# logic behind operation of fuel gages



## Dave Koller (Nov 15, 2008)

One question is do you have it hooked to the pack always - as I think it should pick up the time and current as you charge even if topping off.. Or Not - MY processor controlled monitor does that (DIY of my design and algorithm) .. And I really don't know much about yours (I am gonna look it up - as I have to know ) but I thought Curtis fuel gauges work that way also......


----------



## Dave Koller (Nov 15, 2008)

Well I gleaned this from a manual:

Features
1. All principal circuits are integrated in a single chip for long-life and reliability.
2. A 10-bar LED displays the state of charge successively, bar by bar, from full to empty. 
3. At 70% depth of discharge (30% S.O.C.), a flashing LED signals energy reserve alert. 
4. At 80% discharge, alternately flashing LEDs provides an "empty" status warning. 
5. The TCDL recognizes an improperly charged battery. 
6. High Voltage Reset-HVR Gauge must measure 2.35 volts per cell for 6 continuous minutes during charging. 
7. The key switch drives the LED and control pin #3. The LED does not display when the control pin #3 outputs 0V, so when pin #3=0V to shut off the electric equipment, the LED will also not display.

It looks like it needs to reach perhaps 70 % to trigger some reset to read charge --- 
Wonder if it WAS disconnected briefly before charge if it would reset - or  loose everything...

Perhaps someone is using one - and can tell us.. I was thinking of the same thing for my analog (ugh) gauges ( I thought it would make another way to see results than my digital!)


----------



## EVfun (Mar 14, 2010)

If it is the unit I think it is only connected to the traction pack to read voltage and there is not shunt input. It is basically an expanded scale volt meter with time averaging and some intelligence. A lead acid cell is about 1.95 volts when dead and about 2.15 volts at full charge (no load.) These kinds of meters used to be analog, but digital is easier now.


----------



## drdonh (Aug 8, 2008)

The gage monitors only pack voltage, and is always connected, other than a switch to turn the display off. I suspect there is some sore of time averaging algorithm, with perhaps programming to always calculate a decrease from the last reference point, other then the reset condition. 

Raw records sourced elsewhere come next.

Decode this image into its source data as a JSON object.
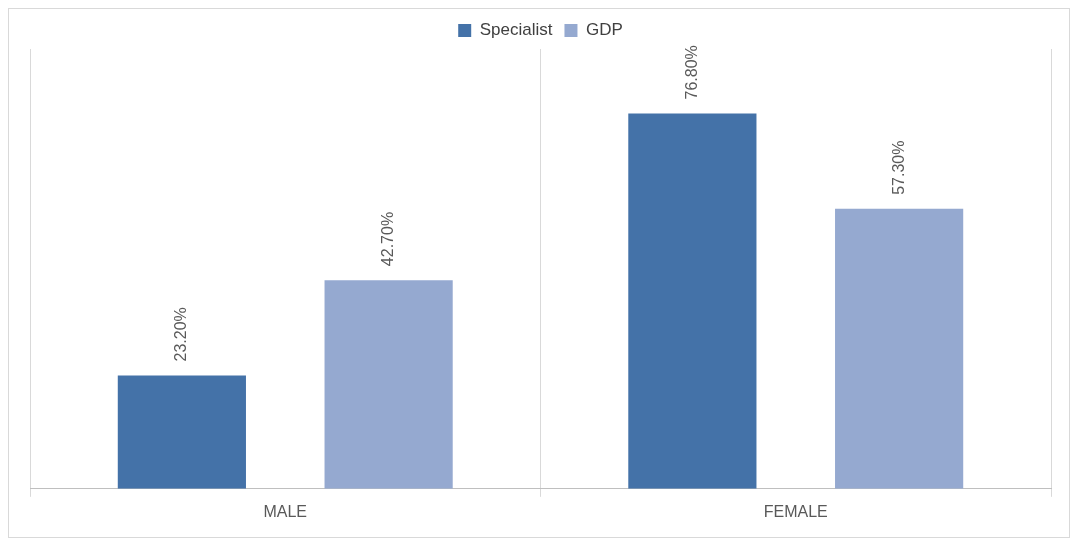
{
  "chart_data": {
    "type": "bar",
    "categories": [
      "MALE",
      "FEMALE"
    ],
    "series": [
      {
        "name": "Specialist",
        "color": "#4472a8",
        "values": [
          23.2,
          76.8
        ],
        "value_labels": [
          "23.20%",
          "76.80%"
        ]
      },
      {
        "name": "GDP",
        "color": "#95a9d0",
        "values": [
          42.7,
          57.3
        ],
        "value_labels": [
          "42.70%",
          "57.30%"
        ]
      }
    ],
    "ylim": [
      0,
      90
    ],
    "grid": "x",
    "legend": "top",
    "tick_labels": "x"
  }
}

That why knowing exactly what processing is going on in there would be helpful to understanding what the gage is actually indicationg. 

Don


----------



## DONEAL (Sep 10, 2008)

drdonh said:


> The gage monitors only pack voltage, and is always connected, other than a switch to turn the display off.
> 
> Don


I couldn’t find any thing in the manual either. One option may be to hook it to the contactor? Then it would reset when the contactor closed (energized) just not sure, since the Elcon is a “knock off” of the curtis there may also be specific wiring for it. Could you hook it to the contactor?


----------



## Dave Koller (Nov 15, 2008)

I am sure it is a voltage only monitor with some time algorithm as EVfun has stated. I use the shunt to monitor current and internal time clocking.. 

Something to try would be another switch (dpdt) with a resistor set to drop over-all (pack) voltage that resets the internal voltage monitor as would be the case in a low pack. BUT - that may start it at Zero and only add from the opportunity charge and you have screwed it up some more ... Hmmm, not an easy thing but even the Curtis probably works that way. Since it does NOT monitor current in and out - it is limited in its ability to be a decent "fuel" gauge!


----------